Our plane touched down on Baltra Island to begin our five day cruise in the Galapagos Islands. Baltra is really desolate with only the air field and a military base. Used by the US Air Force during World War II as part of the Panama Canal defense shield, the island has never been built up otherwise. The Galapagoans are quite serious about trying to prevent alien species from being introduced. As we entered the terminal, we had to step through a pool of disinfectant to kill any bacteria that may have been on our shoes. Every bag was x-rayed to assure that we were not bringing any food items and the dogs were busy sniffing for food, not drugs. We will go through a similar process when we leave to prevent the removal of anything natural from the islands.

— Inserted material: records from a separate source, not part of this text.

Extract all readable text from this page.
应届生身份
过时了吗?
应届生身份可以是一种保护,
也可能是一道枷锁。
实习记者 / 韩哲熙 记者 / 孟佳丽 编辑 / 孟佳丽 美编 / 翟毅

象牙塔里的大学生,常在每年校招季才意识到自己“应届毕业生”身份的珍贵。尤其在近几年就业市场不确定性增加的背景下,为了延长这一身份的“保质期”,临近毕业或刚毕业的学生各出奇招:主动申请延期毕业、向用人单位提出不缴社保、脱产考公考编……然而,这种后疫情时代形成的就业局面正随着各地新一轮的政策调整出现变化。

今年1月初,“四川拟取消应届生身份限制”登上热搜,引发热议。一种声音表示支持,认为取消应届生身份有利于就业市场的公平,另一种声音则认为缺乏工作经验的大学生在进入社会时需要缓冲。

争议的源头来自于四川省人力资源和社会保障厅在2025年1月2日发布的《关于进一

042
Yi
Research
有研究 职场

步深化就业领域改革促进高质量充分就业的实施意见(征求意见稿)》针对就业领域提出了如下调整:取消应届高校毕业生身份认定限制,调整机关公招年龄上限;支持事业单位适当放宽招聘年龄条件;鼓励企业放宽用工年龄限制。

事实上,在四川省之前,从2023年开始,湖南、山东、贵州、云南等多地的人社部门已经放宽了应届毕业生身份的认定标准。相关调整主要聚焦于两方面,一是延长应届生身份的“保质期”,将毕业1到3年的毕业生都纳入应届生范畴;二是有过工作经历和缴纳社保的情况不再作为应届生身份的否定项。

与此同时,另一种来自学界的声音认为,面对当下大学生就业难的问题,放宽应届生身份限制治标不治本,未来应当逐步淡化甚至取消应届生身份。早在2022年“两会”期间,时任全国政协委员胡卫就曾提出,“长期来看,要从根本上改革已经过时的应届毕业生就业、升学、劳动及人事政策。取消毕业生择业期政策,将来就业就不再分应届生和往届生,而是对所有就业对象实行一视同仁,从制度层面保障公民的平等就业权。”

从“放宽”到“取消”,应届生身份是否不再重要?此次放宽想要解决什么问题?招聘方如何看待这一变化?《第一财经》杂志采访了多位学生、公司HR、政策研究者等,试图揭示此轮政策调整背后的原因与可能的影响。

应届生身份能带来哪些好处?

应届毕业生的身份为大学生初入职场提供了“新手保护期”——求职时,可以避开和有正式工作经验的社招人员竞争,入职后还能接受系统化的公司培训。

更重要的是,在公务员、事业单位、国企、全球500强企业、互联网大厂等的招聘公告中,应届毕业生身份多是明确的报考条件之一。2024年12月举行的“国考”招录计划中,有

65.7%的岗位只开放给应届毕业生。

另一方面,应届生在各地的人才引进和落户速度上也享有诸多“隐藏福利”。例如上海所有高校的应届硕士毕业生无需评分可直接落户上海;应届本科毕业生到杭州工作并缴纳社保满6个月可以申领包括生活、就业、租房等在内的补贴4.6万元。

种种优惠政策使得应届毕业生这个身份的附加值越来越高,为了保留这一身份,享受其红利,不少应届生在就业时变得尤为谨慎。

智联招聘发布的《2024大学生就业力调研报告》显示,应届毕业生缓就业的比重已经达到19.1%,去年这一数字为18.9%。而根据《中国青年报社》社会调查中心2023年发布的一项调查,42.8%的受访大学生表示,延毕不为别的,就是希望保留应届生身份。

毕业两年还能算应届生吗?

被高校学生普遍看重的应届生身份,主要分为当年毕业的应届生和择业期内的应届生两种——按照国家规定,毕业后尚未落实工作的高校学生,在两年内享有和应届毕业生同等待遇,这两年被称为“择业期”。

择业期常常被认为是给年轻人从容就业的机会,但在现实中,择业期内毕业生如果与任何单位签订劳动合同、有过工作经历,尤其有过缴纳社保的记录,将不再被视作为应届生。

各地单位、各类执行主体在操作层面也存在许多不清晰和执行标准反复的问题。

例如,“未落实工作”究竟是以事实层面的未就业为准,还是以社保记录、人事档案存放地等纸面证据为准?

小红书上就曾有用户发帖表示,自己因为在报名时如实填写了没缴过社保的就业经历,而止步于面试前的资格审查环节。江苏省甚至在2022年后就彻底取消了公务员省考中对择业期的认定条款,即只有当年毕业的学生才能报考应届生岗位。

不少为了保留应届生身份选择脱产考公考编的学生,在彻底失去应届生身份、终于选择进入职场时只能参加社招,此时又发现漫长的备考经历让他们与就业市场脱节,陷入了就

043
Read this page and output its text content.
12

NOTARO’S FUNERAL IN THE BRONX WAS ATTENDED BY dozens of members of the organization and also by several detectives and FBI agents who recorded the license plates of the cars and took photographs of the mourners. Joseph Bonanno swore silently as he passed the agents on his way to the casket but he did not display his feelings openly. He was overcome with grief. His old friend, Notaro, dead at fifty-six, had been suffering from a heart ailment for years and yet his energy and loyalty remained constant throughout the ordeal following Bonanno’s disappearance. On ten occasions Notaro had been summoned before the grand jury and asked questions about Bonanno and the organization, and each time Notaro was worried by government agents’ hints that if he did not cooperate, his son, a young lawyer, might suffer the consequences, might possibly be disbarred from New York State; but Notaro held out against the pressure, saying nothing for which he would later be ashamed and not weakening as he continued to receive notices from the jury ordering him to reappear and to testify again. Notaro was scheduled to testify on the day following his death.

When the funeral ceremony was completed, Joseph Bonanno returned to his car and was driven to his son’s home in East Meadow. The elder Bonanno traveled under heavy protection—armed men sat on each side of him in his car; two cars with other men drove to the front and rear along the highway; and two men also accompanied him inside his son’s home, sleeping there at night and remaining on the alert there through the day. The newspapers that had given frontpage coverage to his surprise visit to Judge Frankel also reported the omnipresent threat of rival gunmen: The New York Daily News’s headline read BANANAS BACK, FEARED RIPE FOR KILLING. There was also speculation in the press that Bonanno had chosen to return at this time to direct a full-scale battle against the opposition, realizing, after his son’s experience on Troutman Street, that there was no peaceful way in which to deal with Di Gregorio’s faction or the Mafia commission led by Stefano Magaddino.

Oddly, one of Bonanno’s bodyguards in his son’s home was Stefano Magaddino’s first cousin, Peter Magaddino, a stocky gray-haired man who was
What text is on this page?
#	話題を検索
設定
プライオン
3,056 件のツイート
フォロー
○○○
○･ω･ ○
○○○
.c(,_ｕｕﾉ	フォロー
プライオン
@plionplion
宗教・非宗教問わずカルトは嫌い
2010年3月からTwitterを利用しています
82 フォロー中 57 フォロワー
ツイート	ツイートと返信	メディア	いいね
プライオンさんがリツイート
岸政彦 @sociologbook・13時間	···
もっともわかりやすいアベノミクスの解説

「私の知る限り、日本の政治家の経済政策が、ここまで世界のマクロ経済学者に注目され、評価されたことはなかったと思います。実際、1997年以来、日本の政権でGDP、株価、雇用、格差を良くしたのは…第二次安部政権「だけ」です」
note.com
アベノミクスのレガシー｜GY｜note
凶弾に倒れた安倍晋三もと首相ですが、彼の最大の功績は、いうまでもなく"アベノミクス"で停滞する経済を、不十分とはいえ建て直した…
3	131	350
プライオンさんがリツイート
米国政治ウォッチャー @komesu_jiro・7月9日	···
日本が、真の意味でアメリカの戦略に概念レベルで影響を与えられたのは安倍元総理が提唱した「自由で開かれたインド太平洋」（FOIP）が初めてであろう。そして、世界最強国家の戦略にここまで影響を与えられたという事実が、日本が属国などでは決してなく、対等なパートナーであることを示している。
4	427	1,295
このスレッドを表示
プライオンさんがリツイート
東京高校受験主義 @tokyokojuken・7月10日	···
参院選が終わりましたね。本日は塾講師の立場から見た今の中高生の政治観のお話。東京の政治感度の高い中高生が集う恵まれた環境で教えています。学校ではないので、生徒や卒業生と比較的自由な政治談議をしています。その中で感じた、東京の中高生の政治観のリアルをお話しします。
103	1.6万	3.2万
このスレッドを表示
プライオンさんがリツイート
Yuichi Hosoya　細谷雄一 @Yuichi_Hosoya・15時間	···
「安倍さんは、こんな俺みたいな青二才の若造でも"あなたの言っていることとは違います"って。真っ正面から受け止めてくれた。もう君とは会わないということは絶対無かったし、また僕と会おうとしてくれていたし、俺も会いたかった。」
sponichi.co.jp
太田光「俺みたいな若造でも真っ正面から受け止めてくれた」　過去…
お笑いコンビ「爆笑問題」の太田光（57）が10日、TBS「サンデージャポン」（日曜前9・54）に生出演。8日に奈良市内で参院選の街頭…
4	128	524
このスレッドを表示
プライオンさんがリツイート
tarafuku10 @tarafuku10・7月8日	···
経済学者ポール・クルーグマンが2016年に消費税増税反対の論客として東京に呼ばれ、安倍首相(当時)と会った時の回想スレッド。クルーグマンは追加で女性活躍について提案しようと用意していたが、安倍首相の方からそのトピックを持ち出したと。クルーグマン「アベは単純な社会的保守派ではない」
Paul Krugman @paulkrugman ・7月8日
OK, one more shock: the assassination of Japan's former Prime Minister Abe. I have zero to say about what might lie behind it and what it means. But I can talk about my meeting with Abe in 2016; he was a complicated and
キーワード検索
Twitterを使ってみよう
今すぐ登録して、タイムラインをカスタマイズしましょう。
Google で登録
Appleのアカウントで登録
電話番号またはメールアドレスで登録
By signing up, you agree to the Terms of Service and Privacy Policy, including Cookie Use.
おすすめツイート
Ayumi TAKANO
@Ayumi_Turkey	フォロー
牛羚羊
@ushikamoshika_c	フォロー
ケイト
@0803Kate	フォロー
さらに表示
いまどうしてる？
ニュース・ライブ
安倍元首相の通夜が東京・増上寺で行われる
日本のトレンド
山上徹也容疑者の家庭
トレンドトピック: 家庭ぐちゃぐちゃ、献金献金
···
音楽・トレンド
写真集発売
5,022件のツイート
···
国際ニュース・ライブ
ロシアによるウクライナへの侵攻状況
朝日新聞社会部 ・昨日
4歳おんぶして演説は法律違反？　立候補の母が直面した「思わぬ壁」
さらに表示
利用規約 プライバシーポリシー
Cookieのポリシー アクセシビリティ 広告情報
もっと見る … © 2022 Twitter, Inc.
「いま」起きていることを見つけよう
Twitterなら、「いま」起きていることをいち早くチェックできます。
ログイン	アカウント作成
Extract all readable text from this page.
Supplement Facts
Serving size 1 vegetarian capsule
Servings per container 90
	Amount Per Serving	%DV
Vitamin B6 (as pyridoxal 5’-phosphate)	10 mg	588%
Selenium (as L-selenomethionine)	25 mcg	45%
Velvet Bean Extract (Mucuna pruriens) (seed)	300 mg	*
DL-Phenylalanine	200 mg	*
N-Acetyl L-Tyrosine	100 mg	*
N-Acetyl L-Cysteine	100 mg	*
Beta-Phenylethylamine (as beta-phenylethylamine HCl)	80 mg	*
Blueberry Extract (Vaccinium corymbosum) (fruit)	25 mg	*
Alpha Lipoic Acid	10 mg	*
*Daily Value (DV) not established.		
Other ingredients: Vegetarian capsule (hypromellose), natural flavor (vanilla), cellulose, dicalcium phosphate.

|Boobies, Noddies, and Pelicans in a fishing frenzy.|
|These pangas will be our second home for the next few days.|
The Galapagos are volcanic islands similar in origin to the Hawaiian Islands. However, because they are younger, they are not as lush and because they are not on the way to anywhere, they have not been settled or developed to the same extent as Hawaii. I was surprised to learn that the islands have only been a national park since 1960. It seemed like they must have always been a protected place. In my lifetime, I don’t remember them as anything else. I guess that is not surprising since I was only 11 in 1960. The reality is that the islands were not a conservation priority for Ecuador and there are still conflicts between those who want to preserve the islands as pristine as possible and those who want to make money from them. A few years ago fishermen who had their catch limit cut retaliated by killing 60 of the giant tortoises. That led to a compromise that still allows the fishermen to take too many sea cucumbers showing clearly the problems that they still have today in preserving the islands. Another controversy is over the number of tourists allowed each year. Currently there is a cruise boat limit that includes no boats over 100 passengers. Actually, the limit was supposed to be smaller than that, but a couple of entrepreneurs managed to buy multiple licenses and combine them to reach the 100 passenger size. Now there are efforts to allow even larger boats. After our trip, I see no good reason to allow larger ships than the one we were on. We were already close to interfering with each other as we visited the various islands.
A short drive through the cactus brought us to the harbor where we saw our first animal life. Several birds greeted us in the harbor, including the famous blue-footed booby and more familiar brown pelicans. After settling in an a good lunch, we listened to an orientation and were whisked onto the pangas for a ride to Black Turtle Bay on Santa Cruz Island where we learned about mangroves and watched two groups of turtles trying to mate. Our guide said this is an 8-hour process and the male will have to fight off other suitors to maintain his position.
|Spotted Eagle Ray|
Among the birds we saw this evening were the famous “Darwin finches”. It would take me a couple of days to discover that this is what they call any finch they can’t identify precisely and that there is no official Darwin finch. There are 14 different finches and telling them apart is difficult other than ground finches are found on the ground, cactus finches in the cactus, and tree finches in the trees. That doesn’t help a lot when there are at least two versions of each differentiated only by the size and shape of the bill.